MODELS – Models are developed to represent the way something works and allow people to play with them and test various things without impacting the real thing that is being modeled. For a university or college we are talking about two distinct types of models:

Historical – The historical model represents how the university operated in the past and operates in the present.

Predictive – The predictive model represents how the university might operate in the future.
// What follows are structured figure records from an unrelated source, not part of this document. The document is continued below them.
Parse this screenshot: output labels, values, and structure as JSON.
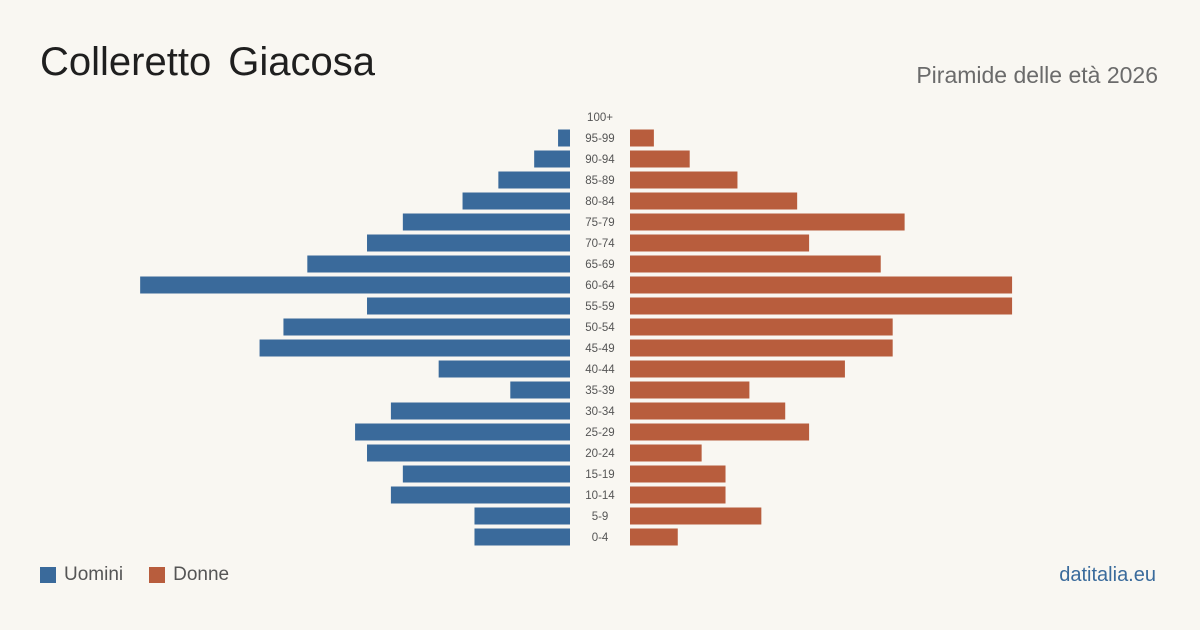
{
  "header": {
    "title": "Colleretto Giacosa",
    "subtitle": "Piramide delle età 2026"
  },
  "legend": {
    "men_label": "Uomini",
    "women_label": "Donne"
  },
  "footer": {
    "site": "datitalia.eu"
  },
  "colors": {
    "men": "#3a6a9b",
    "women": "#b85d3d"
  },
  "chart_data": {
    "type": "bar",
    "orientation": "horizontal-pyramid",
    "title": "Colleretto Giacosa",
    "subtitle": "Piramide delle età 2026",
    "categories": [
      "100+",
      "95-99",
      "90-94",
      "85-89",
      "80-84",
      "75-79",
      "70-74",
      "65-69",
      "60-64",
      "55-59",
      "50-54",
      "45-49",
      "40-44",
      "35-39",
      "30-34",
      "25-29",
      "20-24",
      "15-19",
      "10-14",
      "5-9",
      "0-4"
    ],
    "series": [
      {
        "name": "Uomini",
        "side": "left",
        "values": [
          0,
          1,
          3,
          6,
          9,
          14,
          17,
          22,
          36,
          17,
          24,
          26,
          11,
          5,
          15,
          18,
          17,
          14,
          15,
          8,
          8
        ]
      },
      {
        "name": "Donne",
        "side": "right",
        "values": [
          0,
          2,
          5,
          9,
          14,
          23,
          15,
          21,
          32,
          32,
          22,
          22,
          18,
          10,
          13,
          15,
          6,
          8,
          8,
          11,
          4
        ]
      }
    ],
    "grid": false,
    "legend_position": "bottom-left"
  }
}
The margins discussed above are calculated from the historical model. As mentioned earlier, this is a difficult task to undertake in a spreadsheet because of the sheer amount of data and the vast number of relationships that need to be captured when it comes to distributing all of the support and overhead costs throughout the organization. Therefore it’s recommended that the model is built using dedicated modelling software, specifically designed to support the rapid building and maintenance of models for complex organizations.  The objective of the model is that it is ENDURING, it’s a “Build Once-Use Many” model, not the spread sheet “Build Once – Use Once” approach. It also contains the entire organization, so it captures all of the support and overhead costs from schools, faculties and corporate.


Mission, Margins and Models should be considered in combination to support executive decision making. Another important factor is collaboration between academics and administrators who are responsible for different aspects of this combined analysis which needs to be carefully considered and balanced.

From an academic perspective, it’s no good being purely focused on mission and not the underlying financials in the margins and models, because as stated previously if the university or college gets into a financial crisis, the mission, which is vitally important to the academic, suddenly becomes irrelevant. So the objective is to avoid crisis management.

From an administrators perspective, it’s no good being focused on the financials, if the university or college is not providing the quality teaching or research required for the greater good of the country or indeed human kind or the planet. Finding a cure for cancer might cost a lot but think of the benefits.